Актёр Всеволод Шестаков вспоминал, что Марк Захаров всегда давал очень точные подсказки и советы на репетициях:
Я играл прораба в спектакле «Хочу быть честным», и у меня по роли была сцена разговора с рабочим, который отказывается исправить брак. Так вот, Захаров предложил мне в это время общаться с этим рабочим, как будто он убил меня, а затем я пришел с того света и говорю с этим человеком. Казалось, такое состояние понять невозможно, однако на самом деле эта подсказка давала мне замечательный толчок к актёрскому воображению. Сейчас я уже многое забыл в этом спектакле, ведь прошло уже более 30 лет, но эту сцену я помню, как сейчас.
Одним из самых ярких спектаклей Захарова в Студенческом театре стал «Дракон». Он не задумывался, как политическая пародия, но зрители увидели в чертах бургомистра первого секретаря ЦК КПСС главу государства Никиту Хрущева. Эти невольные ассоциации привели к тому, что после пятнадцати показов спектакль закрыли с формулировкой «за возбуждение неправильных аллюзий». Кстати, сняли и спектакль «Карьера Аруто Уи» со словами «за пропаганду гангстеризма».
Уже в этих спектаклях зарождался стиль Марка Захарова – склонность к зрелищности, любовь к пиротехнике, которые действовали на зрителей сногсшибательно. Захаров, по воспоминаниям труппы, установил железную дисциплину – и это способствовало предельной концентрации на творческом процессе.

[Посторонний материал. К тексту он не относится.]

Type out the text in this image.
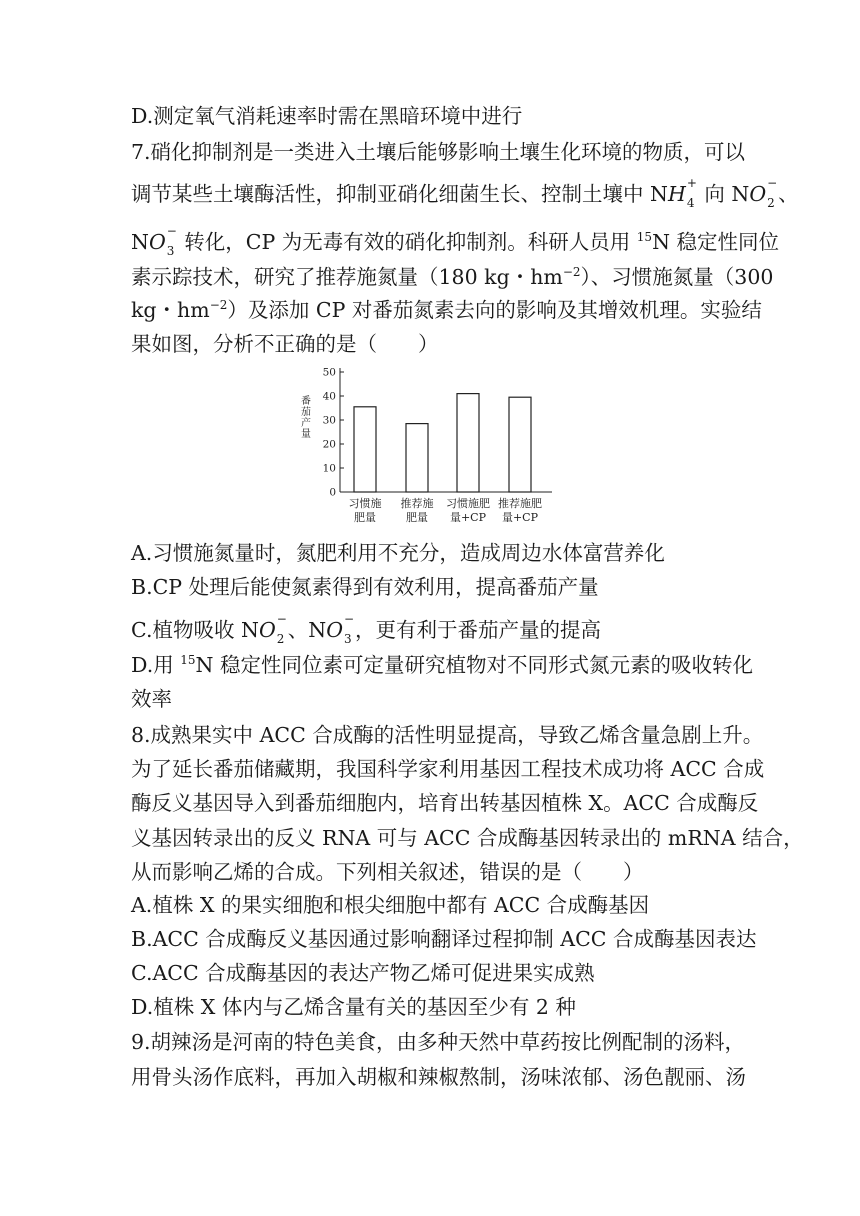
D.测定氧气消耗速率时需在黑暗环境中进行
7.硝化抑制剂是一类进入土壤后能够影响土壤生化环境的物质，可以
调节某些土壤酶活性，抑制亚硝化细菌生长、控制土壤中 NH +
4 向 NO −
2 、
NO −
3 转化，CP 为无毒有效的硝化抑制剂。科研人员用 $^{15}$N 稳定性同位
素示踪技术，研究了推荐施氮量（180 kg・$hm^{-2}$）、习惯施氮量（300
kg・$hm^{-2}$）及添加 CP 对番茄氮素去向的影响及其增效机理。实验结
果如图，分析不正确的是（　　）
番茄产量
50
40
30
20
10
0
习惯施
肥量
推荐施
肥量
习惯施肥
量+CP
推荐施肥
量+CP
A.习惯施氮量时，氮肥利用不充分，造成周边水体富营养化
B.CP 处理后能使氮素得到有效利用，提高番茄产量
C.植物吸收 NO −
2 、NO −
3 ，更有利于番茄产量的提高
D.用 $^{15}$N 稳定性同位素可定量研究植物对不同形式氮元素的吸收转化
效率
8.成熟果实中 ACC 合成酶的活性明显提高，导致乙烯含量急剧上升。
为了延长番茄储藏期，我国科学家利用基因工程技术成功将 ACC 合成
酶反义基因导入到番茄细胞内，培育出转基因植株 X。ACC 合成酶反
义基因转录出的反义 RNA 可与 ACC 合成酶基因转录出的 mRNA 结合，
从而影响乙烯的合成。下列相关叙述，错误的是（　　）
A.植株 X 的果实细胞和根尖细胞中都有 ACC 合成酶基因
B.ACC 合成酶反义基因通过影响翻译过程抑制 ACC 合成酶基因表达
C.ACC 合成酶基因的表达产物乙烯可促进果实成熟
D.植株 X 体内与乙烯含量有关的基因至少有 2 种
9.胡辣汤是河南的特色美食，由多种天然中草药按比例配制的汤料，
用骨头汤作底料，再加入胡椒和辣椒熬制，汤味浓郁、汤色靓丽、汤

Практически одновременно с Захаровым в Студенческий театр пришел Иван Соловьев. Он отличался дотошностью при разборе материала, продолжительными читками пьес за столом, тщательными занятиями актёрским мастерством. При этом, темпы выпуска спектаклей не были замедленными. Соловьев выпустил «Двое на качелях», «Шоссе на Большую Медведицу», «Освобожденный Дон Кихот» и «Дневник Анны Франк». Последний спектакль стал настоящим событием в театральной жизни (впрочем, любая постановка этого материала и сейчас становится событием).
В начале 70-х в театр пришел Алексей Бородин и поставил спектакль «Три ночи одной любви». Его сотрудничество с театром было недолгим, но впечатления остались на всю жизнь. Бородин вспоминает: «Тогда это был яркий театр. Я в ту пору как раз заканчивал институт, и у меня было 2 равных по силе впечатления: филь Феллини «Восемь с половиной» и, как это ни удивительно, спектакль «Хочу быть честным» Марка Захарова по рассказу Войновича. Два равносильных впечатления, которые переворачивают сознание – открывают новое представление о том, что могут театр и кино. Что вообще может делать искусство с людьми».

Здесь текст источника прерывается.